If portability and reach are key and willing to sacrifice a bit of sensor area, m43 is a good option. 600mm lens eq on DSLR lens size larger than 600mm eq on m43. You may also want to look at recent crop of high end bridge cameras with 1 inch sensors (e.g. RX 10 iii).

I've currently got a bridge camera (Pana FZ200), which is great for portability and reach (600mm 35mm equivalent) and can take surprisingly good bird photos in the right circumstances, but can't match IQ of a DSLR.
I've 'rangefinder' style camera vs. chunkier DSLR / superzoom, and some talk of AF not being so good...
At the risk of starting a DSLR vs M43 bunfight, what do others think?
 
D7200 - 300mm PF

Hi everyone,

I did promise some pictures once I got the hang of my camera - I've not been on BF for a while - I've started a flickr page with some of my efforts to date:
https://www.flickr.com/photos/kevinbarrypics/

I have to say after a couple of weeks using the camera and lens the upgrade in quality from the superzoom is enormous, I'm getting reasonable images with quite heavy crops, and when I can get uncropped or light crops the quality (technical not artistic, lol!) is great.
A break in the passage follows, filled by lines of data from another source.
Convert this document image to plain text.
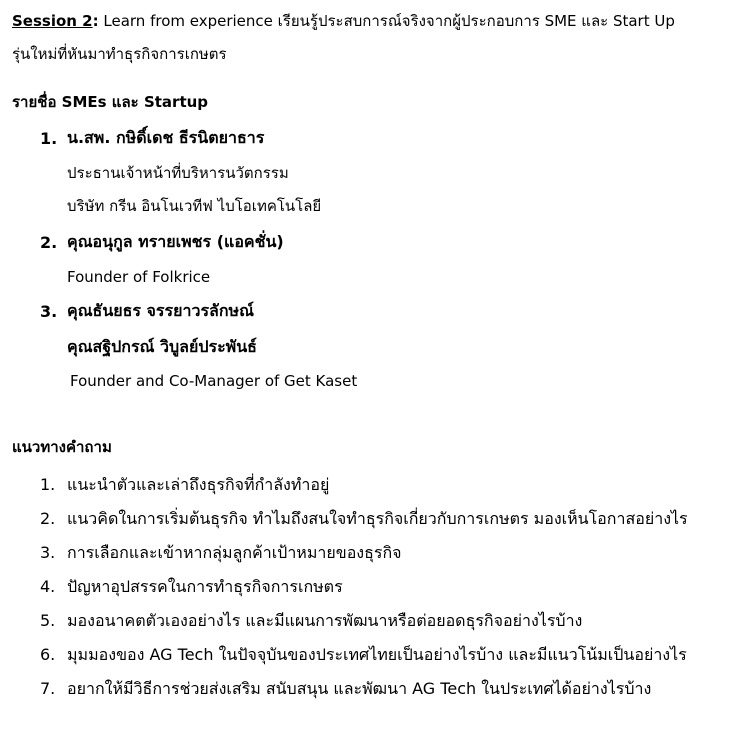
Session 2: Learn from experience เรียนรู้ประสบการณ์จริงจากผู้ประกอบการ SME และ Start Up
รุ่นใหม่ที่หันมาทำธุรกิจการเกษตร
รายชื่อ SMEs และ Startup
1. น.สพ. กษิดิ์เดช ธีรนิตยาธาร
ประธานเจ้าหน้าที่บริหารนวัตกรรม
บริษัท กรีน อินโนเวทีฟ ไบโอเทคโนโลยี
2. คุณอนุกูล ทรายเพชร (แอคชั่น)
Founder of Folkrice
3. คุณธันยธร จรรยาวรลักษณ์
คุณสฐิปกรณ์ วิบูลย์ประพันธ์
Founder and Co-Manager of Get Kaset
แนวทางคำถาม
1. แนะนำตัวและเล่าถึงธุรกิจที่กำลังทำอยู่
2. แนวคิดในการเริ่มต้นธุรกิจ ทำไมถึงสนใจทำธุรกิจเกี่ยวกับการเกษตร มองเห็นโอกาสอย่างไร
3. การเลือกและเข้าหากลุ่มลูกค้าเป้าหมายของธุรกิจ
4. ปัญหาอุปสรรคในการทำธุรกิจการเกษตร
5. มองอนาคตตัวเองอย่างไร และมีแผนการพัฒนาหรือต่อยอดธุรกิจอย่างไรบ้าง
6. มุมมองของ AG Tech ในปัจจุบันของประเทศไทยเป็นอย่างไรบ้าง และมีแนวโน้มเป็นอย่างไร
7. อยากให้มีวิธีการช่วยส่งเสริม สนับสนุน และพัฒนา AG Tech ในประเทศได้อย่างไรบ้าง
I've also surprised myself by starting to shoot in manual mode with auto ISO up to a 3200 limit - some may say I need to reduce that for quality, but it has enabled me to use high shutter speed / reasonable d.o.f. combos to capture birds in flight. I'm pleased I didn't get a cheaper camera and buy a 1.4xTC, that may come later, but for a novice BIF photographer it is difficult enough to get gulls and terns in the frame at 300mm!
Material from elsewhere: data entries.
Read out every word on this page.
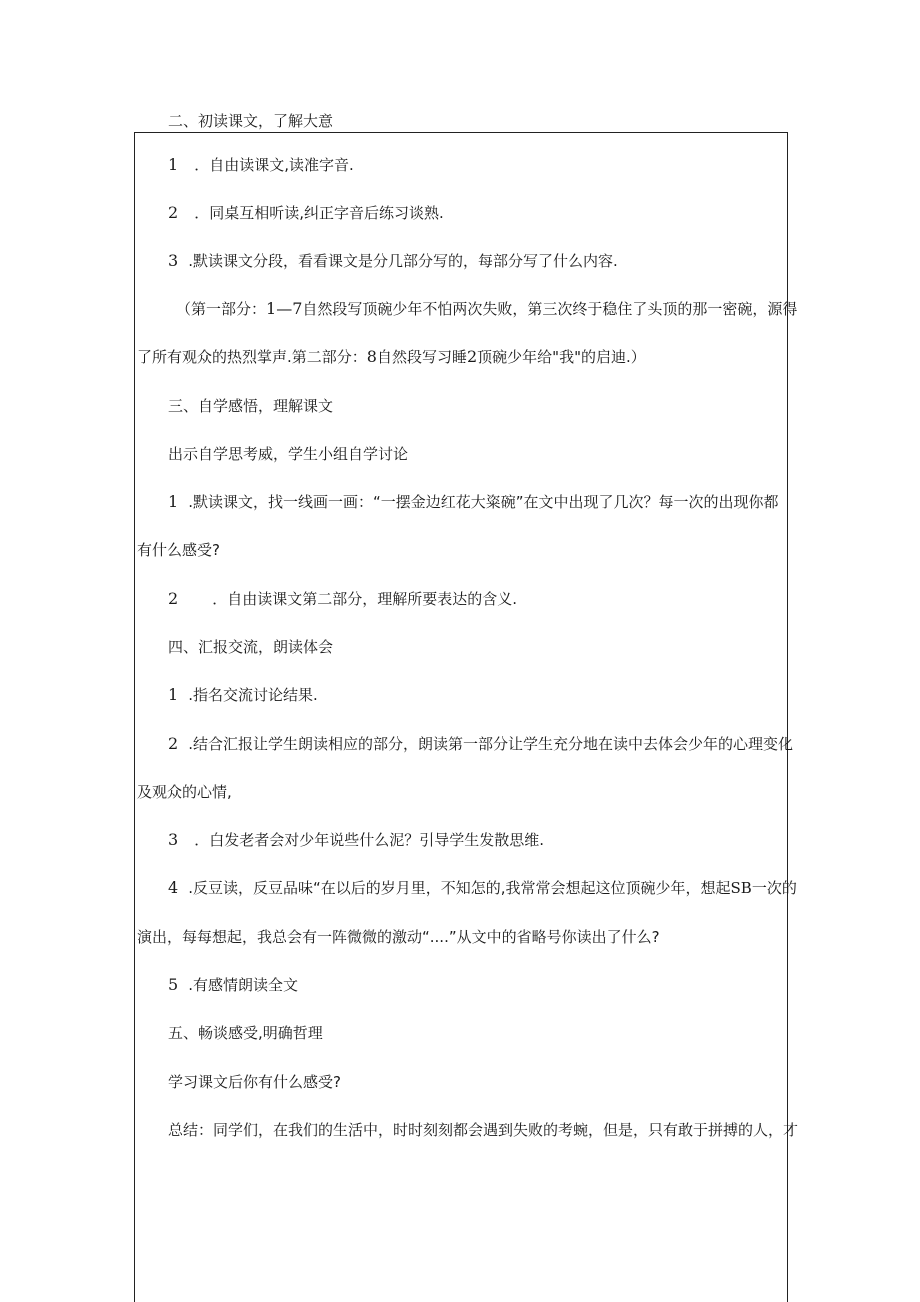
二、初读课文，了解大意
1 ．自由读课文,读准字音.
2 ．同桌互相听读,纠正字音后练习谈熟.
3 .默读课文分段，看看课文是分几部分写的，每部分写了什么内容.
（第一部分：1—7自然段写顶碗少年不怕两次失败，第三次终于稳住了头顶的那一密碗，源得
了所有观众的热烈掌声.第二部分：8自然段写习睡2顶碗少年给"我"的启迪.）
三、自学感悟，理解课文
出示自学思考威，学生小组自学讨论
1 .默读课文，找一线画一画：“一摆金边红花大粢碗”在文中出现了几次？每一次的出现你都
有什么感受?
2 ．自由读课文第二部分，理解所要表达的含义.
四、汇报交流，朗读体会
1 .指名交流讨论结果.
2 .结合汇报让学生朗读相应的部分，朗读第一部分让学生充分地在读中去体会少年的心理变化
及观众的心情,
3 ．白发老者会对少年说些什么泥？引导学生发散思维.
4 .反豆读，反豆品味“在以后的岁月里，不知怎的,我常常会想起这位顶碗少年，想起SB一次的
演出，每每想起，我总会有一阵微微的激动“....”从文中的省略号你读出了什么?
5 .有感情朗读全文
五、畅谈感受,明确哲理
学习课文后你有什么感受?
总结：同学们，在我们的生活中，时时刻刻都会遇到失败的考蜿，但是，只有敢于拼搏的人，才
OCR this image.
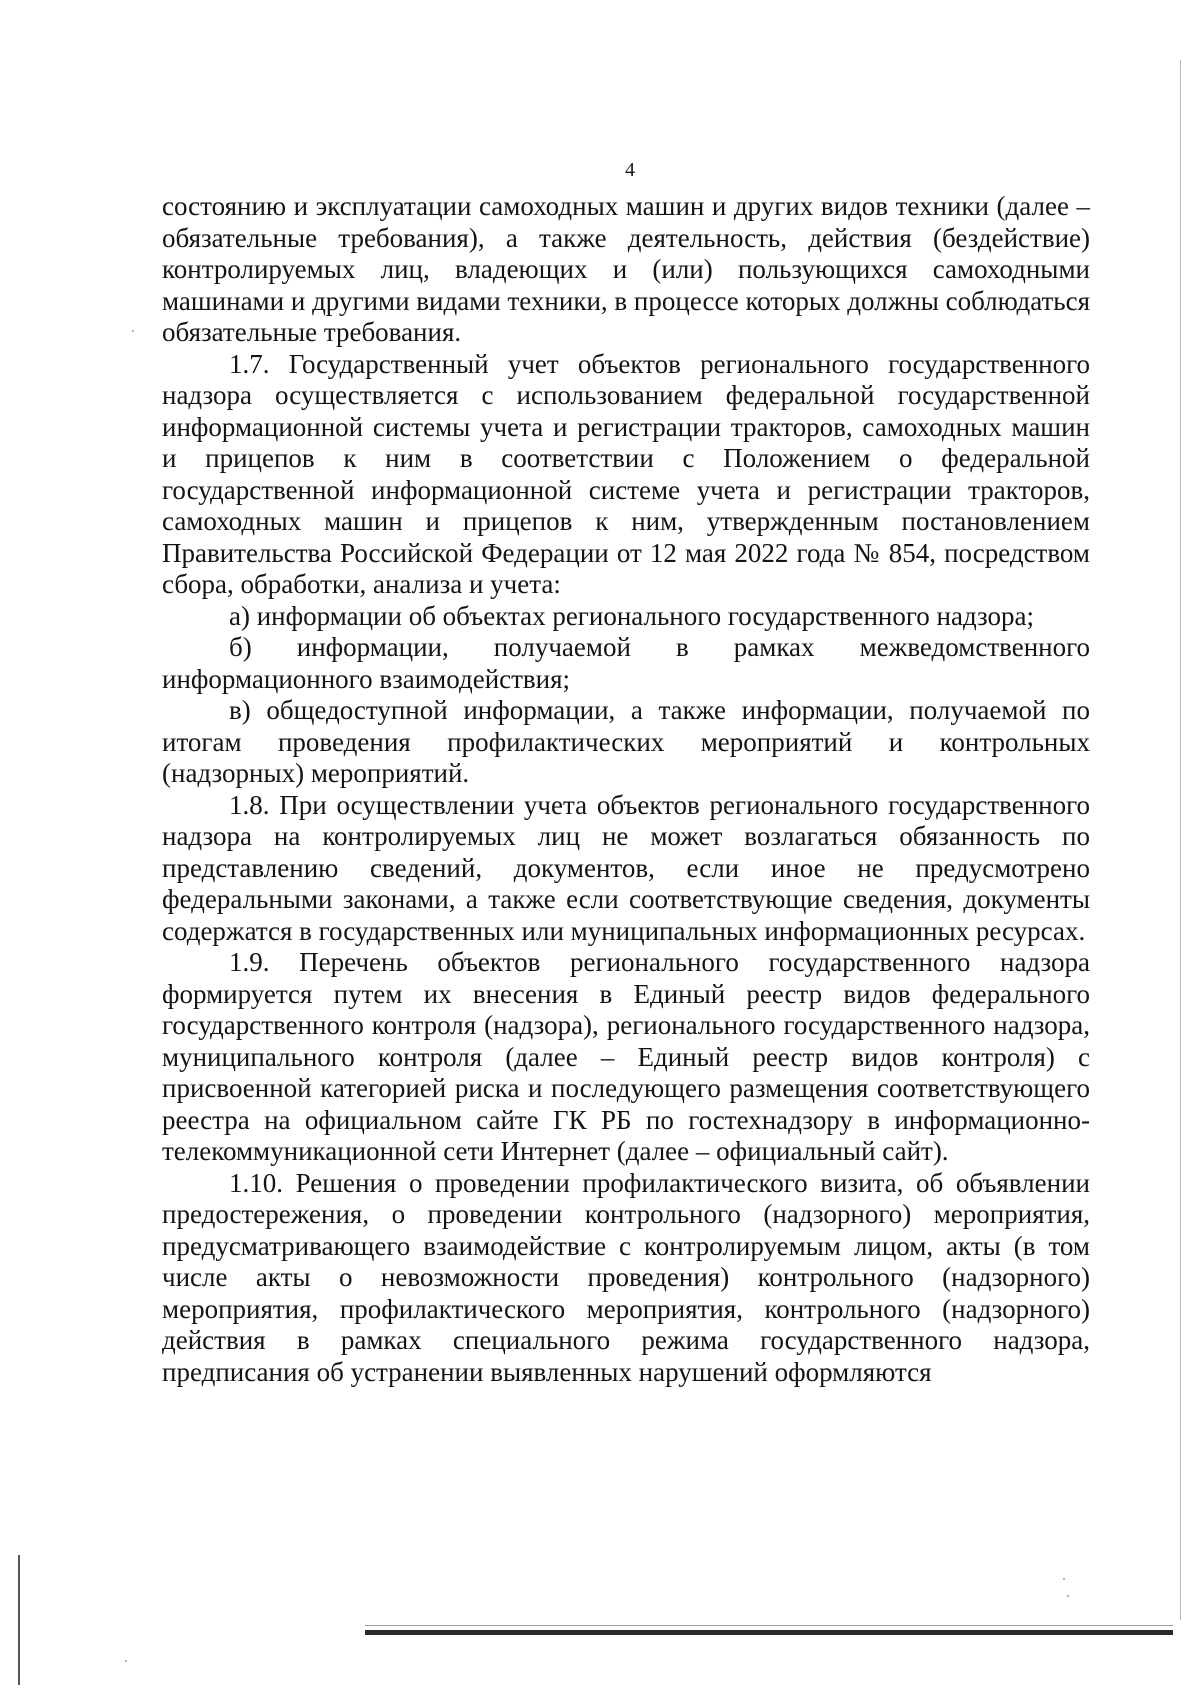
4

состоянию и эксплуатации самоходных машин и других видов техники (далее – обязательные требования), а также деятельность, действия (бездействие) контролируемых лиц, владеющих и (или) пользующихся самоходными машинами и другими видами техники, в процессе которых должны соблюдаться обязательные требования.

1.7. Государственный учет объектов регионального государственного надзора осуществляется с использованием федеральной государственной информационной системы учета и регистрации тракторов, самоходных машин и прицепов к ним в соответствии с Положением о федеральной государственной информационной системе учета и регистрации тракторов, самоходных машин и прицепов к ним, утвержденным постановлением Правительства Российской Федерации от 12 мая 2022 года № 854, посредством сбора, обработки, анализа и учета:

а) информации об объектах регионального государственного надзора;

б) информации, получаемой в рамках межведомственного информационного взаимодействия;

в) общедоступной информации, а также информации, получаемой по итогам проведения профилактических мероприятий и контрольных (надзорных) мероприятий.

1.8. При осуществлении учета объектов регионального государственного надзора на контролируемых лиц не может возлагаться обязанность по представлению сведений, документов, если иное не предусмотрено федеральными законами, а также если соответствующие сведения, документы содержатся в государственных или муниципальных информационных ресурсах.

1.9. Перечень объектов регионального государственного надзора формируется путем их внесения в Единый реестр видов федерального государственного контроля (надзора), регионального государственного надзора, муниципального контроля (далее – Единый реестр видов контроля) с присвоенной категорией риска и последующего размещения соответствующего реестра на официальном сайте ГК РБ по гостехнадзору в информационно-телекоммуникационной сети Интернет (далее – официальный сайт).

1.10. Решения о проведении профилактического визита, об объявлении предостережения, о проведении контрольного (надзорного) мероприятия, предусматривающего взаимодействие с контролируемым лицом, акты (в том числе акты о невозможности проведения) контрольного (надзорного) мероприятия, профилактического мероприятия, контрольного (надзорного) действия в рамках специального режима государственного надзора, предписания об устранении выявленных нарушений оформляются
Thanks again for all the advice,

Kevin
 
Hi everyone,

I did promise some pictures once I got the hang of my camera - I've not been on BF for a while - I've started a flickr page with some of my efforts to date:
https://www.flickr.com/photos/kevinbarrypics/

I have to say after a couple of weeks using the camera and lens the upgrade in quality from the superzoom is enormous, I'm getting reasonable images with quite heavy crops, and when I can get uncropped or light crops the quality (technical not artistic, lol!) is great.

I've also surprised myself by starting to shoot in manual mode with auto ISO up to a 3200 limit - some may say I need to reduce that for quality, but it has enabled me to use high shutter speed / reasonable d.o.f. combos to capture birds in flight. I'm pleased I didn't get a cheaper camera and buy a 1.4xTC, that may come later, but for a novice BIF photographer it is difficult enough to get gulls and terns in the frame at 300mm!
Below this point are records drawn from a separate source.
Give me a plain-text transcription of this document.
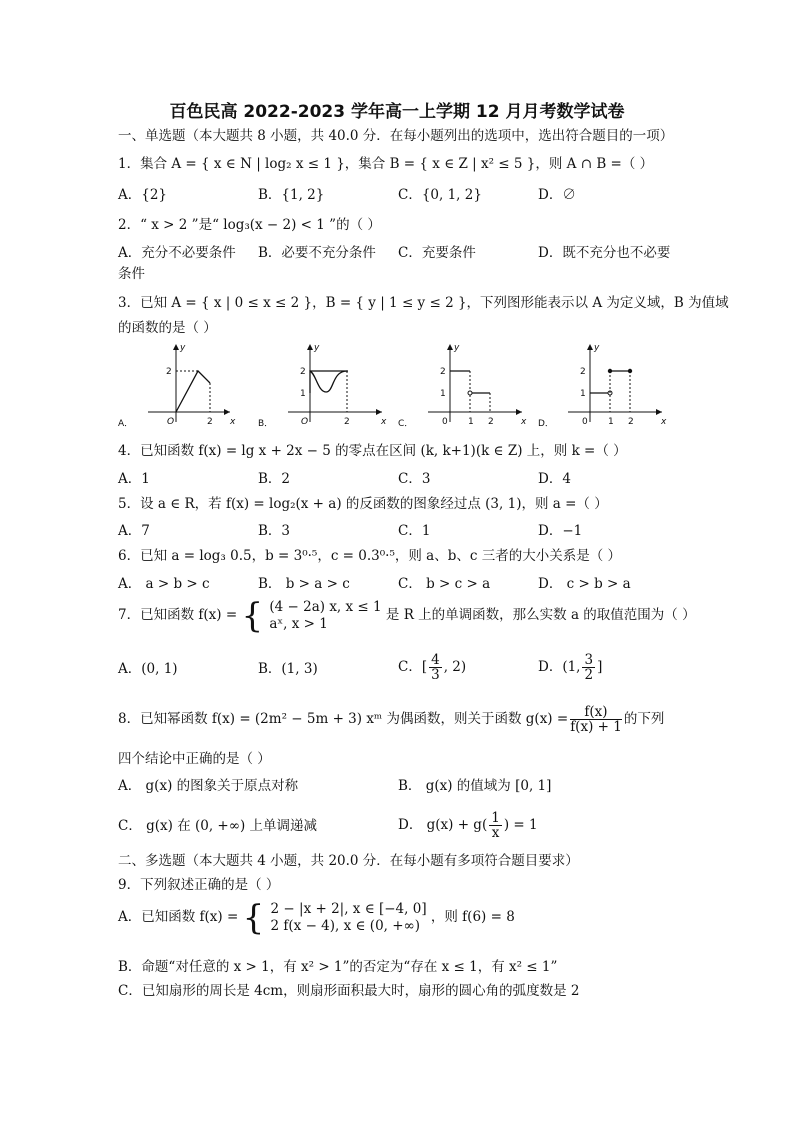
百色民高 2022-2023 学年高一上学期 12 月月考数学试卷
一、单选题（本大题共 8 小题，共 40.0 分．在每小题列出的选项中，选出符合题目的一项）
1．集合 A = { x ∈ N | log₂ x ≤ 1 }，集合 B = { x ∈ Z | x² ≤ 5 }，则 A ∩ B =（ ）
A．{2}	B．{1, 2}	C．{0, 1, 2}	D．∅
2．“ x > 2 ”是“ log₃(x − 2) < 1 ”的（ ）
A．充分不必要条件 B．必要不充分条件 C．充要条件	D．既不充分也不必要
条件
3．已知 A = { x | 0 ≤ x ≤ 2 }，B = { y | 1 ≤ y ≤ 2 }，下列图形能表示以 A 为定义域，B 为值域
的函数的是（ ）
A．
y
x
O
2
2	B．
y
x
O
2
1
2	C．
y
x
0
2
1
1 2	D．
y
x
0
2
1
1 2
4．已知函数 f(x) = lg x + 2x − 5 的零点在区间 (k, k+1)(k ∈ Z) 上，则 k =（ ）
A．1	B．2	C．3	D．4
5．设 a ∈ R，若 f(x) = log₂(x + a) 的反函数的图象经过点 (3, 1)，则 a =（ ）
A．7	B．3	C．1	D．−1
6．已知 a = log₃ 0.5，b = 3⁰·⁵，c = 0.3⁰·⁵，则 a、b、c 三者的大小关系是（ ）
A． a > b > c	B． b > a > c	C． b > c > a	D． c > b > a
7．已知函数 f(x) = { (4 − 2a) x, x ≤ 1
aˣ, x > 1
是 R 上的单调函数，那么实数 a 的取值范围为（ ）
A．(0, 1)	B．(1, 3)	C．[ $\frac{4}{3}$ , 2)	D．(1, $\frac{3}{2}$ ]
8．已知幂函数 f(x) = (2m² − 5m + 3) xᵐ 为偶函数，则关于函数 $g(x) = \frac{f(x)}{f(x) + 1}$ 的下列
四个结论中正确的是（ ）
A． g(x) 的图象关于原点对称	B． g(x) 的值域为 [0, 1]
C． g(x) 在 (0, +∞) 上单调递减	D． $g(x) + g( \frac{1}{x}$ ) = 1
二、多选题（本大题共 4 小题，共 20.0 分．在每小题有多项符合题目要求）
9．下列叙述正确的是（ ）
A．已知函数 f(x) = { 2 − |x + 2|, x ∈ [−4, 0]
2 f(x − 4), x ∈ (0, +∞)
，则 f(6) = 8
B．命题“对任意的 x > 1，有 x² > 1”的否定为“存在 x ≤ 1，有 x² ≤ 1”
C．已知扇形的周长是 4cm，则扇形面积最大时，扇形的圆心角的弧度数是 2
Thanks again for all the advice,

Kevin

Your doing really well great images,if you find you can drop the shutter speed a bit your ISO will go down,will admit never shot terns but i didnt need to go above 1/2000th.
 
Your doing really well great images,if you find you can drop the shutter speed a bit your ISO will go down,will admit never shot terns but i didnt need to go above 1/2000th.

Thanks for kind comments - I'll experiment with a lower ISO limit and 1/2000th - I was starting high with the shutter speed on the premise that my handholding / panning technique wasn't going to be great at first.